We got Jasper’s official diagnosis at Riley -- acute lymphoblastic leukemia, a cancer of the blood and bone marrow that affects white blood cells. I remember asking the doctor about Jasper’s chances, and he told me there was a 35 percent survival rate. That was one of those moments when I felt like the earth had stopped spinning. 
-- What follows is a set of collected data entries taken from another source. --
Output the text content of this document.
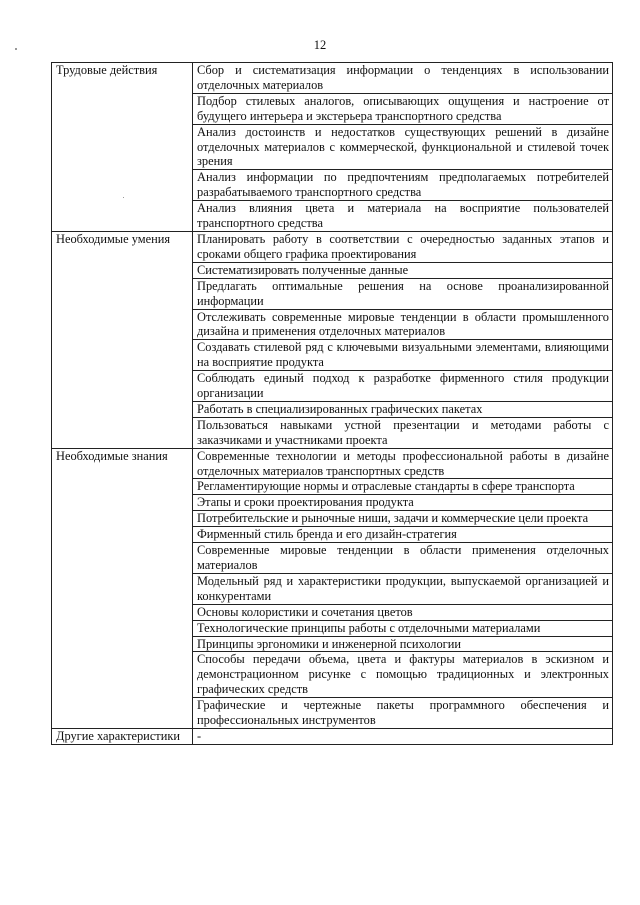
12
Трудовые действия	Сбор и систематизация информации о тенденциях в использовании отделочных материалов
	Подбор стилевых аналогов, описывающих ощущения и настроение от будущего интерьера и экстерьера транспортного средства
	Анализ достоинств и недостатков существующих решений в дизайне отделочных материалов с коммерческой, функциональной и стилевой точек зрения
	Анализ информации по предпочтениям предполагаемых потребителей разрабатываемого транспортного средства
	Анализ влияния цвета и материала на восприятие пользователей транспортного средства
Необходимые умения	Планировать работу в соответствии с очередностью заданных этапов и сроками общего графика проектирования
	Систематизировать полученные данные
	Предлагать оптимальные решения на основе проанализированной информации
	Отслеживать современные мировые тенденции в области промышленного дизайна и применения отделочных материалов
	Создавать стилевой ряд с ключевыми визуальными элементами, влияющими на восприятие продукта
	Соблюдать единый подход к разработке фирменного стиля продукции организации
	Работать в специализированных графических пакетах
	Пользоваться навыками устной презентации и методами работы с заказчиками и участниками проекта
Необходимые знания	Современные технологии и методы профессиональной работы в дизайне отделочных материалов транспортных средств
	Регламентирующие нормы и отраслевые стандарты в сфере транспорта
	Этапы и сроки проектирования продукта
	Потребительские и рыночные ниши, задачи и коммерческие цели проекта
	Фирменный стиль бренда и его дизайн-стратегия
	Современные мировые тенденции в области применения отделочных материалов
	Модельный ряд и характеристики продукции, выпускаемой организацией и конкурентами
	Основы колористики и сочетания цветов
	Технологические принципы работы с отделочными материалами
	Принципы эргономики и инженерной психологии
	Способы передачи объема, цвета и фактуры материалов в эскизном и демонстрационном рисунке с помощью традиционных и электронных графических средств
	Графические и чертежные пакеты программного обеспечения и профессиональных инструментов
Другие характеристики	-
 I went back into Jasper’s room in tears, but when he saw that I was upset, he started crying, too. That’s when I realized what I had to do -- I sucked it up, wiped the tears from my eyes and told him what a good job he was doing. And that’s how we’ve gotten through this whole ordeal, from me living with him inpatient for nearly three months, to abandoning everything back home in Evansville and relocating to Indianapolis.

When we learned that two phases of chemotherapy had not put him into remission, Jasper became the first baby to receive CAR-T cell therapy at Riley, [a state-of-the-art treatment that modifies patients’ immune T-cells to seek and destroy the cells where the leukemia lives]. It worked! But the only way to ensure a cure was a bone marrow transplant. That was the hardest thing I’ve ever done, watching my child become sicker than ever just to save his life. 

More than 100 days post-transplant, Jasper, now 20 months old, is cancer free. He’s still on immune-suppressing drugs, which means no going out in public, and he won’t be considered fully recovered until nine months to a year after the transplant, but we’re hopeful that our darkest days are behind us.

I’m so thankful for Jasper’s team of doctors and all of the support staff at Riley. Even though my little man had to spend his first birthday and Christmas in the hospital, the Child Life team made sure it was special. Music therapy was his favorite, and art therapy helped me navigate this journey as a single mom. Our world was turned upside down, but I can’t say enough good things about the people at Riley.”


Robin McCarty

Robin McCarty is single mom of two special boys and a former artist and restaurant manager from Evansville. She quit her restaurant job to move to Indy and be close to Riley when Jasper was diagnosed. While her art career was also put on hold, she was able to paint a few pieces of work through Riley’s art therapy program. Robin has a degree in art from University of Southern Indiana, however these days she goes by the title of “momcologist!”